Gastrik bypass hem hacim kısıtlayıcı birebir vakitte emilim azaltıcı özellikler içeren kombine bir prosedürdür. Ameliyatın birinci kısmı, midenin üst kısmında yaklaşık 30-35 ml hacminde ufak bir kısmın stapler denen özel cerrahi aletlerle kalan mide kısmından ayrılması ve küçük ve yeni bir mide poşu yaratılmasıdır. Bu sayede, epeyce küçük ölçüde besin ile doyma hissi sağlanır. Ameliyatın ikinci kısmı ise ince bağırsakların bypass edilmesidir. Yani midenin kalan kısmı ile bir ölçü ince bağırsak atlanır. Bu kısım mide asidi, safra ve pankreas sıvıları üzere sindirimde rolü olan enzimleri iletme misyonuna devam eder. Oluşturulan yeni mide kısmı ise ortalama 150-200 cm aşağıdaki bir ince bağırsak segmentine ağızlaştırılır. Yani alınan besinlerin bir kısmı emilmeden atılmış olur.

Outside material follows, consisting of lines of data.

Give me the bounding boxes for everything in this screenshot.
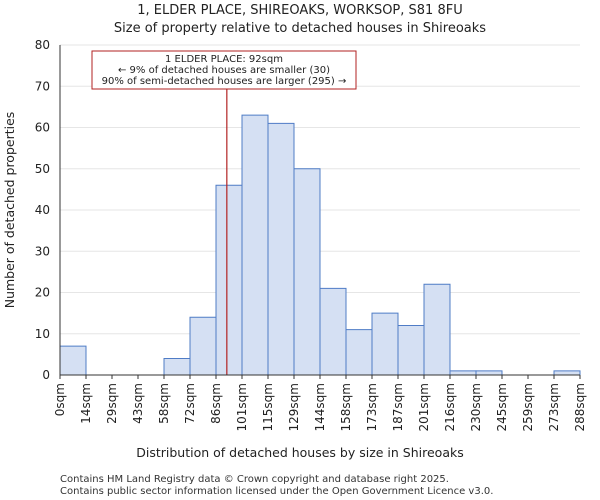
y-ticks: 0 10 20 30 40 50 60 70 80: [35, 38, 50, 382]
bar: [215, 184, 243, 376]
x-tick-label: 72sqm: [183, 383, 197, 424]
bar: [553, 370, 581, 376]
bar: [59, 345, 87, 376]
x-tick-label: 216sqm: [443, 383, 457, 431]
x-ticks: 0sqm 14sqm 29sqm 43sqm 58sqm 72sqm 86sqm 101sqm…: [53, 375, 587, 431]
footer-line-2: Contains public sector information licen…: [60, 486, 493, 497]
y-tick-label: 0: [42, 368, 50, 382]
bar: [397, 325, 425, 376]
x-tick-label: 29sqm: [105, 383, 119, 424]
annotation-line-1: 1 ELDER PLACE: 92sqm: [165, 54, 283, 65]
y-tick-label: 70: [35, 79, 50, 93]
x-tick-label: 173sqm: [365, 383, 379, 431]
y-tick-label: 10: [35, 327, 50, 341]
bar: [449, 370, 477, 376]
annotation: 1 ELDER PLACE: 92sqm ← 9% of detached ho…: [91, 50, 357, 90]
x-tick-label: 43sqm: [131, 383, 145, 424]
bars: [59, 114, 581, 376]
x-tick-label: 144sqm: [313, 383, 327, 431]
x-tick-label: 86sqm: [209, 383, 223, 424]
x-tick-label: 101sqm: [235, 383, 249, 431]
bar: [189, 316, 217, 376]
footer-line-1: Contains HM Land Registry data © Crown c…: [60, 474, 449, 485]
chart-subtitle: Size of property relative to detached ho…: [114, 21, 486, 36]
annotation-line-2: ← 9% of detached houses are smaller (30): [118, 65, 330, 76]
bar: [163, 358, 191, 376]
x-tick-label: 245sqm: [495, 383, 509, 431]
y-tick-label: 80: [35, 38, 50, 52]
y-tick-label: 20: [35, 286, 50, 300]
y-tick-label: 60: [35, 121, 50, 135]
bar: [241, 114, 269, 376]
y-tick-label: 40: [35, 203, 50, 217]
x-tick-label: 129sqm: [287, 383, 301, 431]
x-tick-label: 14sqm: [79, 383, 93, 424]
x-tick-label: 201sqm: [417, 383, 431, 431]
x-tick-label: 0sqm: [53, 383, 67, 416]
x-tick-label: 273sqm: [547, 383, 561, 431]
bar: [475, 370, 503, 376]
chart-title: 1, ELDER PLACE, SHIREOAKS, WORKSOP, S81 …: [137, 3, 462, 18]
bar: [423, 283, 451, 376]
x-tick-label: 230sqm: [469, 383, 483, 431]
bar: [293, 168, 321, 376]
bar: [371, 312, 399, 376]
x-tick-label: 288sqm: [573, 383, 587, 431]
x-tick-label: 58sqm: [157, 383, 171, 424]
x-tick-label: 187sqm: [391, 383, 405, 431]
bar: [319, 287, 347, 376]
bar: [345, 329, 373, 376]
y-tick-label: 30: [35, 244, 50, 258]
annotation-line-3: 90% of semi-detached houses are larger (…: [102, 76, 347, 87]
bar: [267, 122, 295, 376]
annotation-box: [91, 50, 357, 90]
x-axis-label: Distribution of detached houses by size …: [136, 445, 464, 460]
y-axis-label: Number of detached properties: [2, 112, 17, 309]
y-tick-label: 50: [35, 162, 50, 176]
x-tick-label: 115sqm: [261, 383, 275, 431]
x-tick-label: 158sqm: [339, 383, 353, 431]
x-tick-label: 259sqm: [521, 383, 535, 431]
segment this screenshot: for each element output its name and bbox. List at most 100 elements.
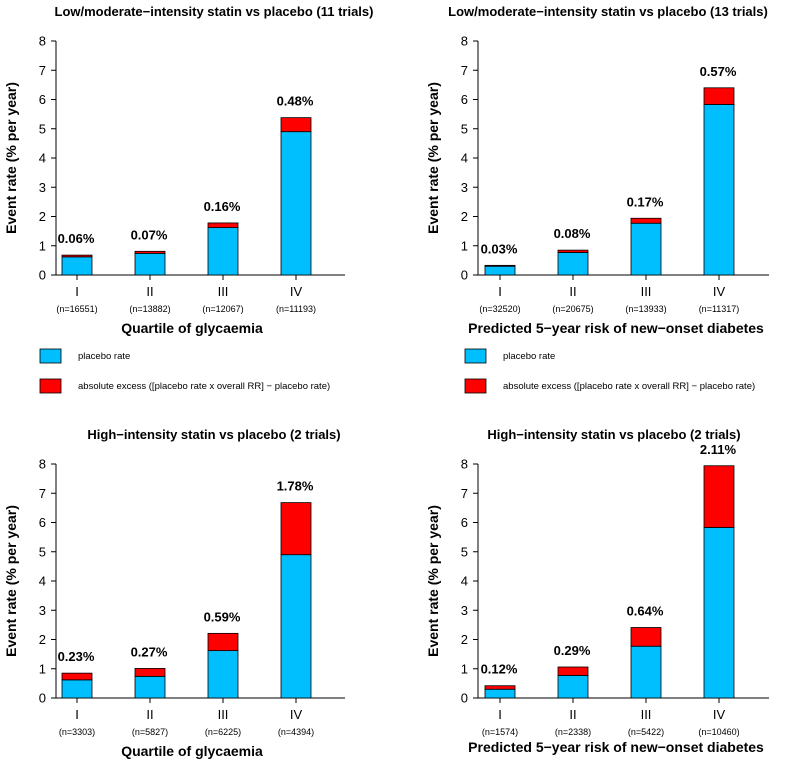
x-tick-n-label: (n=5827): [132, 727, 168, 737]
bar-data-label: 0.27%: [131, 644, 168, 659]
x-tick-n-label: (n=2338): [555, 727, 591, 737]
bar-placebo-rate: [557, 252, 589, 276]
bar-absolute-excess: [61, 254, 93, 258]
bar-data-label: 0.06%: [58, 231, 95, 246]
bar-absolute-excess: [703, 87, 735, 105]
bar-data-label: 0.03%: [481, 241, 518, 256]
bar-placebo-rate: [703, 527, 735, 699]
legend-2: placebo rate absolute excess ([placebo ra…: [464, 348, 755, 394]
y-tick-label: 4: [39, 574, 46, 589]
bar-absolute-excess: [134, 668, 166, 677]
bar-data-label: 0.23%: [58, 649, 95, 664]
bar-data-label: 0.57%: [700, 64, 737, 79]
y-tick-label: 2: [461, 209, 468, 224]
x-tick-n-label: (n=6225): [205, 727, 241, 737]
y-tick-label: 5: [39, 121, 46, 136]
y-tick-label: 3: [461, 180, 468, 195]
y-tick-label: 6: [39, 92, 46, 107]
y-tick-label: 7: [39, 63, 46, 78]
legend-swatch-excess: [464, 378, 487, 394]
x-axis-label: Quartile of glycaemia: [121, 320, 263, 336]
chart-title: Low/moderate−intensity statin vs placebo…: [55, 4, 374, 19]
y-axis-label: Event rate (% per year): [425, 82, 441, 234]
y-tick-label: 2: [39, 632, 46, 647]
y-tick-label: 3: [39, 180, 46, 195]
x-tick-n-label: (n=10460): [698, 727, 739, 737]
bar-placebo-rate: [280, 131, 312, 276]
x-tick-label: III: [218, 284, 229, 299]
legend-label-placebo: placebo rate: [503, 351, 555, 362]
x-tick-label: III: [218, 707, 229, 722]
y-tick-label: 8: [39, 457, 46, 472]
bar-placebo-rate: [630, 645, 662, 699]
bar-placebo-rate: [207, 227, 239, 276]
bar-absolute-excess: [557, 666, 589, 676]
bar-absolute-excess: [280, 502, 312, 556]
legend-label-excess: absolute excess ([placebo rate x overall…: [78, 381, 330, 392]
y-tick-label: 0: [39, 691, 46, 706]
x-tick-n-label: (n=5422): [628, 727, 664, 737]
bar-placebo-rate: [207, 650, 239, 699]
x-axis-label: Predicted 5−year risk of new−onset diabe…: [468, 320, 764, 336]
bar-data-label: 0.48%: [277, 94, 314, 109]
x-tick-label: IV: [290, 284, 303, 299]
y-tick-label: 2: [461, 632, 468, 647]
bar-data-label: 0.17%: [627, 194, 664, 209]
x-tick-n-label: (n=16551): [56, 304, 97, 314]
chart-panel-3: High−intensity statin vs placebo (2 tria…: [3, 427, 345, 759]
y-tick-label: 4: [461, 574, 468, 589]
bar-absolute-excess: [484, 685, 516, 690]
chart-title: High−intensity statin vs placebo (2 tria…: [87, 427, 340, 442]
bar-placebo-rate: [484, 688, 516, 699]
x-tick-n-label: (n=4394): [278, 727, 314, 737]
bar-placebo-rate: [630, 222, 662, 276]
x-tick-label: II: [146, 707, 153, 722]
x-tick-label: I: [75, 284, 79, 299]
y-tick-label: 4: [39, 151, 46, 166]
y-tick-label: 7: [461, 63, 468, 78]
y-tick-label: 3: [461, 603, 468, 618]
chart-panel-4: High−intensity statin vs placebo (2 tria…: [425, 427, 769, 755]
y-tick-label: 8: [461, 457, 468, 472]
y-tick-label: 6: [39, 515, 46, 530]
x-tick-label: I: [75, 707, 79, 722]
x-tick-n-label: (n=12067): [202, 304, 243, 314]
x-tick-n-label: (n=1574): [482, 727, 518, 737]
x-tick-n-label: (n=20675): [552, 304, 593, 314]
y-tick-label: 5: [461, 121, 468, 136]
bar-absolute-excess: [207, 222, 239, 229]
x-tick-n-label: (n=13933): [625, 304, 666, 314]
y-tick-label: 1: [461, 238, 468, 253]
legend-label-excess: absolute excess ([placebo rate x overall…: [503, 381, 755, 392]
bar-absolute-excess: [484, 264, 516, 267]
bar-data-label: 0.08%: [554, 226, 591, 241]
y-tick-label: 5: [461, 544, 468, 559]
chart-panel-2: Low/moderate−intensity statin vs placebo…: [425, 4, 769, 336]
y-tick-label: 7: [461, 486, 468, 501]
x-tick-label: III: [641, 284, 652, 299]
y-tick-label: 6: [461, 92, 468, 107]
bar-data-label: 0.12%: [481, 662, 518, 677]
x-tick-label: III: [641, 707, 652, 722]
x-tick-n-label: (n=32520): [479, 304, 520, 314]
bar-placebo-rate: [484, 265, 516, 276]
x-tick-label: II: [146, 284, 153, 299]
x-tick-label: I: [498, 284, 502, 299]
bar-absolute-excess: [630, 627, 662, 647]
bar-data-label: 0.29%: [554, 643, 591, 658]
bar-data-label: 0.07%: [131, 227, 168, 242]
bar-absolute-excess: [703, 465, 735, 528]
y-axis-label: Event rate (% per year): [3, 82, 19, 234]
y-tick-label: 2: [39, 209, 46, 224]
x-tick-label: II: [569, 707, 576, 722]
bar-absolute-excess: [61, 672, 93, 681]
y-tick-label: 6: [461, 515, 468, 530]
bar-data-label: 0.59%: [204, 609, 241, 624]
y-tick-label: 8: [461, 34, 468, 49]
bar-placebo-rate: [61, 256, 93, 276]
legend-1: placebo rate absolute excess ([placebo ra…: [39, 348, 330, 394]
bar-absolute-excess: [630, 217, 662, 224]
y-tick-label: 0: [39, 268, 46, 283]
bar-absolute-excess: [557, 249, 589, 253]
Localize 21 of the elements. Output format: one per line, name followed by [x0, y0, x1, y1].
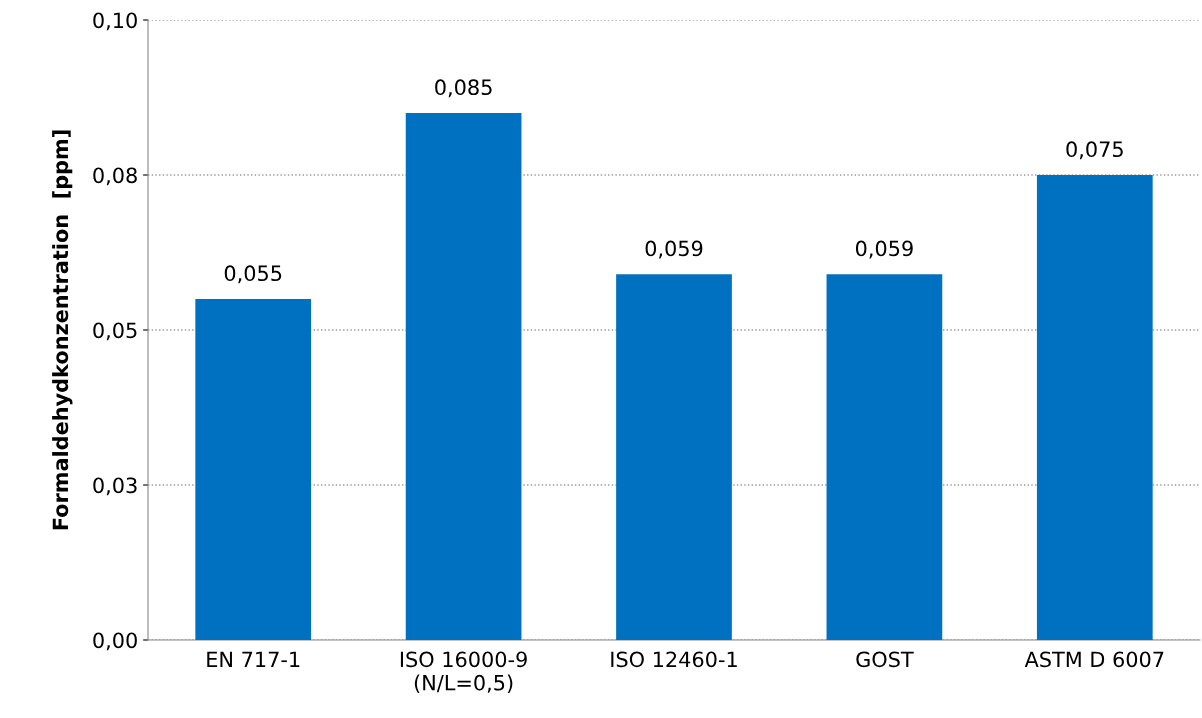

Öteki obezite cerrahisi halleri üzere gastrik bypass ameliyatlarını da laparoskopik metotla, yani karnınızı açmadan, yalnızca 4 adet milimetrik kesiden girerek gerçekleştiriyoruz. Ameliyat müddeti ortalama 2-3 saattir. olağan olarak bu, anatomiye ve daha evvel geçirilmiş ameliyat hikayesine nazaran değişebilir. Ortalama hastanede kalış müddeti 3-4 gündür. Hastaların birçok fazla kilolarının yüzde 65-90’ını birinci yıl ortasında verirler. Gastrik bypass ayrıyeten obeziteyle bağlı yandaş hastalıkların tedavisinde de kusursuz sonuçlar sağlar. Bunların başında Tip 2 diyabet, hipertansiyon, uyku apnesi, yüksek kolesterol ve asid reflüsü gelir. Tüm öbür ameliyatlarda olduğu üzere, burada da hastalar sağlıklı beslenme kuralları ve nizamlı idman üzere tekliflerimize uymadıklarında kilo kaybı yavaşlayabilir ve hatta tekrar kilo alımı görülebilir.